The problem with the voucher system is that the cruise line does not issue physical certificates. Instead, your free drinks are on your SeaPass card -- your room key. That makes it easy for a bartender to use a voucher to pay for a lower-priced drink that you intended to pay for with a credit card, saving your voucher for something more expensive.

Royal Caribbean noted in an email to Crown & Anchor members that many visits to its customer-service desk were "related to beverage vouchers provided to our higher tiered Crown & Anchor Society members."

These highly valuable customers were seeing their vouchers applied for water, soda, coffee, or even beer and wine, when they had intended to save them for pricier drinks. To stop this, Royal Caribbean shared two key changes it put into place Nov. 4.

Effective on sailings starting this Friday, November 4, we’ll have all members sign their check when using any beverage vouchers. The benefit of doing this is twofold:

1. The receipt has a count of your vouchers to help you better track how many you have left. So if you’re a Diamond member, and you have 4 a day -- it may tell you 2 of 4 have been redeemed.

2. We noticed many beverage voucher disputes are related to use on a drink you did not want to use it on. For instance, you ordered a $3 coffee and we may have applied your voucher -- and you don’t learn about it until you’re at dinner, wanting that nice $13 cocktail and you’re out of vouchers.

This change, while it seems small, solves two problems. 

First, no business wants its most loyal customers to be unhappy about anything (especially a free perk designed to make them happy).
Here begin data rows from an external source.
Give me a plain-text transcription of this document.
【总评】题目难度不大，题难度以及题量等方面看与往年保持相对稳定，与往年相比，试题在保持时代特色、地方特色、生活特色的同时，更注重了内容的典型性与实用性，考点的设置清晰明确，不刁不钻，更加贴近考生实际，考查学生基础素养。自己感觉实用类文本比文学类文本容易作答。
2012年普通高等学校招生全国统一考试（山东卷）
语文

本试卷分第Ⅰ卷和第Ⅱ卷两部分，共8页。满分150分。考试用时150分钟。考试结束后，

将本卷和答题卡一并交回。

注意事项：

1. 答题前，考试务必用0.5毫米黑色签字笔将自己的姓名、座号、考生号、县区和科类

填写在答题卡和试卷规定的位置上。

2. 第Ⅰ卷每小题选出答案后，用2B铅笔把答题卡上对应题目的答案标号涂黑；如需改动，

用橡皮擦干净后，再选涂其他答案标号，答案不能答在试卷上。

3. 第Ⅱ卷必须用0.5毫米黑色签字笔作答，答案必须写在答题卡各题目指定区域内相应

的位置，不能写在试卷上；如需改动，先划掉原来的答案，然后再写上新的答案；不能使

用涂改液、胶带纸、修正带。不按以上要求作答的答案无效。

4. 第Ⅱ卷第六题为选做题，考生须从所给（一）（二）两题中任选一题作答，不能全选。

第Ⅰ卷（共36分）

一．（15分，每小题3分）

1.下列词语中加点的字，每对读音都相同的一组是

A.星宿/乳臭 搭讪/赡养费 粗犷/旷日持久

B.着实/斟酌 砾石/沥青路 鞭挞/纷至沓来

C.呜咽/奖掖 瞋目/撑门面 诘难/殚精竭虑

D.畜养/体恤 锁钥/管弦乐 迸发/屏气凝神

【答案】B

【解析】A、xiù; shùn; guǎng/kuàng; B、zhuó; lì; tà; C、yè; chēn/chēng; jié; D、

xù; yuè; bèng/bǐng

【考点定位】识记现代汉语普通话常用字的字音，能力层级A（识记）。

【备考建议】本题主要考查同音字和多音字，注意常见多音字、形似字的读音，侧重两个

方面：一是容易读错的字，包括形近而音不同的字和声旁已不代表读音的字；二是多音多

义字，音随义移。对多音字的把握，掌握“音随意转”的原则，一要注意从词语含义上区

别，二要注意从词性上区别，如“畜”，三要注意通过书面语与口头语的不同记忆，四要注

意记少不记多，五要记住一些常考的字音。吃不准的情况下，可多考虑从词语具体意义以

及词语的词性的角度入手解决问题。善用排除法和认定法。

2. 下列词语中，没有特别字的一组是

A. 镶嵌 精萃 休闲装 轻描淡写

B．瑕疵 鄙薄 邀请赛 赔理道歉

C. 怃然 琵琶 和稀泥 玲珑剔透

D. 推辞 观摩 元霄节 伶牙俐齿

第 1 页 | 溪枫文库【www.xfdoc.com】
Second, the line at customer service can get long, and making a change that keeps people out of that line makes the experience easier for passengers with other customer-relations issues.

Royal Caribbean Leans on Its Loyal Customers

Loyalty drives repeat business. That was evident during comments Royal Caribbean CEO Jason Liberty made during the cruise line's second-quarter-earnings call.

"Global demand for travel is ramping up as consumers continue to shift spend to experiences," Liberty said. 

"While this is good news to us as we are squarely in the experience business, the value proposition of cruise remains incredibly attractive, I would say too attractive.

"Our full addressable market is back and our brands are attracting new customers into our vacation ecosystem. As a result, guest mix for the quarter was equally distributed across loyalty, new to cruise, and new to our brand, similar to what we saw in 2019."

Rival cruise lines have clearly noticed how loyalty drives repeat business. Both MSC Cruises and Virgin Voyages -- two cruise lines trying to take market share in the U.S. -- match loyalty status with the more-established cruise lines. That means that first-time passengers on those lines are treated as elite if they have earned that status with another line.